- Born: 1863 Quảng Nam, Đại Nam
- Died: 1911 (aged 47–48) Côn Lôn, Nam Kỳ
- Other names: Tiểu La, Nguyễn Hàm
- Organization(s): Nghĩa hội Quảng Nam [vi] Duy Tân Hội
- Movement: Cần Vương movement Duy Tân movement

= Nguyễn Thành =

Vietnamese nationalist

Nguyễn Thành (chữ Hán: 阮誠; 1863–1911), courtesy name Nam Thạnh, later changed to Tiểu La (小羅) was a Vietnamese scholar-gentry anti-colonial revolutionary activist who advocated independence from French colonial rule. He was a co-founder of Duy Tân Hội, and a close companion of Phan Bội Châu and Phan Châu Trinh. He was imprisoned by the French and died in Côn Đảo Prison.

==Biography==
Nguyễn was born in 1863 in the village of Thạnh Mỹ in Thăng Bình prefecture in Quảng Nam Province.

Nguyễn had come from a scholarly family, as his father was a high-ranking mandarin under Emperor Tự Đức. Nguyễn had registered to participate in the regional imperial examinations in 1885, when fighting broke out in the capital of Huế. This had come when the regent Tôn Thất Thuyết had smuggled the boy Emperor Hàm Nghi out of the city and attempted to start an uprising to expel the French colonial authorities as part of the Cần Vương movement. Nguyễn dropped his studies and joined a local resistance group. Later in the year, he was appointed as one of the military heads for the Cần Vương in the Quảng Nam and Quảng Ngãi area in central Vietnam and after several years of guerrilla fighting, he gained the respect of the French and the Vietnamese collaborators. He was eventually allowed to return to his home village by Nguyễn Thân, the infamous collaborator official who had disposed of the remains of Phan Đình Phùng, the leading anti-colonial revolutionary of the time.

Thành never attempted to resuscitate his scholarly career, and instead began to nurture his links with the younger anti-colonialists of the post-Cần Vương era. He was to become a part of the inner circle of the new generation of militants, remaining a part of Phan Bội Châu's network until he was imprisoned and died on Côn Lôn island in 1911.
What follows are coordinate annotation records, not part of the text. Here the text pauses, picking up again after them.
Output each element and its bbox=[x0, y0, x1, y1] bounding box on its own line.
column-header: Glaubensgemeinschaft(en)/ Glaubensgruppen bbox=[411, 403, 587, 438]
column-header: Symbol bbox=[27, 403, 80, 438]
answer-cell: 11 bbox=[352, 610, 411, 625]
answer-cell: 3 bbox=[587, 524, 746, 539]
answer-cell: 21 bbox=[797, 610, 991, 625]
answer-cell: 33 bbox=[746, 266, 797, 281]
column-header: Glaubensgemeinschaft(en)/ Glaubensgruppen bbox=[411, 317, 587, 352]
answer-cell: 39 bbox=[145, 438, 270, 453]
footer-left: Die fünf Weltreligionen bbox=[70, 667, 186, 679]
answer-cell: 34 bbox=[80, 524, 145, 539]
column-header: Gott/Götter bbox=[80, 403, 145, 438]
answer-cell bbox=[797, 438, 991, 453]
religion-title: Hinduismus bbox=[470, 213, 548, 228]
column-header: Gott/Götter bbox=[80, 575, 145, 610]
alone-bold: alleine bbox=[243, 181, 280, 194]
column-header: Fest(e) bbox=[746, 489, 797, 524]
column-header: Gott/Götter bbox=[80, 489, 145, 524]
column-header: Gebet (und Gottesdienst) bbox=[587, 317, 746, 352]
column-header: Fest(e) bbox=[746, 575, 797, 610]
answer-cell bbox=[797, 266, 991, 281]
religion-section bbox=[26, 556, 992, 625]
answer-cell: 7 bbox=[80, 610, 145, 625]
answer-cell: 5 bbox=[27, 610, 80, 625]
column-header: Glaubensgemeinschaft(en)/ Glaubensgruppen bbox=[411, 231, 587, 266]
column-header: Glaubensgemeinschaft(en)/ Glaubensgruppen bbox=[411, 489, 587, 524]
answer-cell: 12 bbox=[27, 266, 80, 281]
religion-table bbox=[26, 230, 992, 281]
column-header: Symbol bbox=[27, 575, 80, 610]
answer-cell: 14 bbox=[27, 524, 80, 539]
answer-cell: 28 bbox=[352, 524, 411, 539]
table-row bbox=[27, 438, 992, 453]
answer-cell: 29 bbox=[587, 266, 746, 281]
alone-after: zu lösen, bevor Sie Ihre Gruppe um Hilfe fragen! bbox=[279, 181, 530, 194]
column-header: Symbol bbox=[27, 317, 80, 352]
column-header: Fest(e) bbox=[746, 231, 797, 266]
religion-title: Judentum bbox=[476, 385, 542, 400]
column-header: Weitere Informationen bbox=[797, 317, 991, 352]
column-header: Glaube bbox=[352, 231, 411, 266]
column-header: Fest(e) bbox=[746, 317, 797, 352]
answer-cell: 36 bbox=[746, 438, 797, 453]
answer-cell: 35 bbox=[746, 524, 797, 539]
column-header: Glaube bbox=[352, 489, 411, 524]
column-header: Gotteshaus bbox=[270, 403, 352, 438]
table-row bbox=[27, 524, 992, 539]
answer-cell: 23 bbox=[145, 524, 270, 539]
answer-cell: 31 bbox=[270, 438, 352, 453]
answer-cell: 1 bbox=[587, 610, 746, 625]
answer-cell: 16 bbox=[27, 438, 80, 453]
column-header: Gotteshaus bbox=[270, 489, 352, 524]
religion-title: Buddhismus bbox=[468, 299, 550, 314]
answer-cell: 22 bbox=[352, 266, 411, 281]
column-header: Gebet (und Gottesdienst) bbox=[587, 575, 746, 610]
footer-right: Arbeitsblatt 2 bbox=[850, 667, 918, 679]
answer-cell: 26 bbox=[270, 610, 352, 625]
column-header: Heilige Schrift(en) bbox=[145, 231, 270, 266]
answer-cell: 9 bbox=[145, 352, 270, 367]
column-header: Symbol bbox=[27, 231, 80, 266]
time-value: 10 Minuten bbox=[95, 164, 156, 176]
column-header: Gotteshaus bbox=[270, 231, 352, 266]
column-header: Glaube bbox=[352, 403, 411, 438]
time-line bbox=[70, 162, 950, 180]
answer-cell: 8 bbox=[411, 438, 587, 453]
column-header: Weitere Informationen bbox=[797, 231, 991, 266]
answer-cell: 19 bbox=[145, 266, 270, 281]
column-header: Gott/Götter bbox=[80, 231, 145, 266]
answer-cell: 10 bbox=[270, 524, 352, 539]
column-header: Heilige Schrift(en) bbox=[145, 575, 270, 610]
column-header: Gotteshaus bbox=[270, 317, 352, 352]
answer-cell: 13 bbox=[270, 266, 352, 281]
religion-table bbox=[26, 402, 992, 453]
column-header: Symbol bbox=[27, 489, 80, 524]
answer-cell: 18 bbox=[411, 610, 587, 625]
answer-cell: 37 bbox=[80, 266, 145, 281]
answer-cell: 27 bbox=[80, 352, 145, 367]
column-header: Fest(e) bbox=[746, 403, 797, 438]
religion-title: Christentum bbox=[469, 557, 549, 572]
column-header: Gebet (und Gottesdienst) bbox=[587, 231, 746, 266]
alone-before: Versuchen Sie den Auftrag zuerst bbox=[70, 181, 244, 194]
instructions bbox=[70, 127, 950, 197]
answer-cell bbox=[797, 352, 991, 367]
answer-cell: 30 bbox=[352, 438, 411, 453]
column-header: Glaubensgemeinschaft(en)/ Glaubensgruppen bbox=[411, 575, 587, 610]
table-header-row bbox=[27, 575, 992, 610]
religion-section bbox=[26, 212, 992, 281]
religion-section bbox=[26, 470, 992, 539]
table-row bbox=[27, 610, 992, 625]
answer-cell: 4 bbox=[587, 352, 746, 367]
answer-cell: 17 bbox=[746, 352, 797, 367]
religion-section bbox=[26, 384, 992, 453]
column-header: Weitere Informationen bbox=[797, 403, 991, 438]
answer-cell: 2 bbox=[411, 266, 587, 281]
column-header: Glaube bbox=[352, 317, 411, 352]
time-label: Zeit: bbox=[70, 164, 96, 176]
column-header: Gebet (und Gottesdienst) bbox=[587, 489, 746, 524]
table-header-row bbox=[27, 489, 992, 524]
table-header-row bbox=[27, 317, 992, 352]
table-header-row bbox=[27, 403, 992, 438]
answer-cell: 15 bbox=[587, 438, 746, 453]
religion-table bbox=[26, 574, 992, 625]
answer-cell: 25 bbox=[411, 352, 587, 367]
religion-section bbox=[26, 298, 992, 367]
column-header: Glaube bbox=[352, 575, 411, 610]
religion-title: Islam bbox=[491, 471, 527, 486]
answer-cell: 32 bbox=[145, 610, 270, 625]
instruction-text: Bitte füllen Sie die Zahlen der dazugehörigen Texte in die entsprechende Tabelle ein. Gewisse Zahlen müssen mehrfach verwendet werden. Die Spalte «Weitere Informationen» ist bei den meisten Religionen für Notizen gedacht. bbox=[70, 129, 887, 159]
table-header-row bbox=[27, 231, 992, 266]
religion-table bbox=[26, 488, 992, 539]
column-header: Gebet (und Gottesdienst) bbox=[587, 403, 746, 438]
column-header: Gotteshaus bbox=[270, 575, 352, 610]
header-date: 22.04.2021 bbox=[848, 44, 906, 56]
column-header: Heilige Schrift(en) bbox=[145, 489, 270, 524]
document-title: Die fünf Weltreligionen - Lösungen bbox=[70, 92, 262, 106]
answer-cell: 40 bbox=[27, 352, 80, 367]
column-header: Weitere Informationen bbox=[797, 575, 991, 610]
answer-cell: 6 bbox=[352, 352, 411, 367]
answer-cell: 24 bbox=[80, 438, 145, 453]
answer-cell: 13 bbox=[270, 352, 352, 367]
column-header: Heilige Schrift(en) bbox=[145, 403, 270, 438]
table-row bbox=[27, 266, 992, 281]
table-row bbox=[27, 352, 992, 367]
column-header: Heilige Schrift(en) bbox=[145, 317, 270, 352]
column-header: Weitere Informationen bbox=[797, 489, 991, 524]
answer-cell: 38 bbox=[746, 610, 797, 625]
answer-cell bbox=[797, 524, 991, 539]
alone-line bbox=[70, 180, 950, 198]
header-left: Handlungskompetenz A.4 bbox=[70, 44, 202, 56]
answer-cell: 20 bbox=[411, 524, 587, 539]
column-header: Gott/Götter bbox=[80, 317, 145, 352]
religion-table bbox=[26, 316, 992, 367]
In 1903, Nguyễn began his association with Phan Bội Châu, the leading Vietnamese revolutionary of the early 20th century. Phan had just become involved in the newly created Duy Tân hội (Reformation Society) that attempted to restore an independent monarchy to rule Vietnam. Phan had moved to Huế with the cover of sitting for the metropolitan imperial examinations, but intended to drum up support among the various factions of royal family. Few were willing to go against the French authorities, so he instead went to meet Nguyễn in Quảng Nam. Phan turned down Nguyễn's recommendation of Tôn Thất Thoại as the titular head, so Phan returned to Huế to concentrate on the direct descendants of Emperor Gia Long, the founder of the Nguyễn dynasty, on Nguyễn's advice. This started the political alliance between Phan and Prince Cường Để, a descendant of Gia Long.

Thus, Nguyễn became the main strategist of the Duy Tân hội, and he organised Phan's trip through the Mekong Delta region to rally further support among the remnants of the followers of the anti-colonial guerrilla Trương Định, who had resisted the initial colonisation some four decades earlier.

He was later made responsible for masterminding the planning and overseas fundraising campaigns for the Duy Tân Hội. He then planned Cường Để's travel arrangements for his political campaigning for Vietnamese independence.

In 1908, as part of a general crackdown on independence activists, Nguyễn was arrested by the French colonial authorities and sent to the prison of island of Côn Lôn, where he died.

== Legacy and memory ==
During the Republic of Vietnam period, a road beside Đà Nẵng Museum Of Chams Sculpture was named after Tiểu La. After Reunification Day, the old road was integrated to the new road 2nd September, a new road beside the Quân khu 5 Stadium was named after him instead.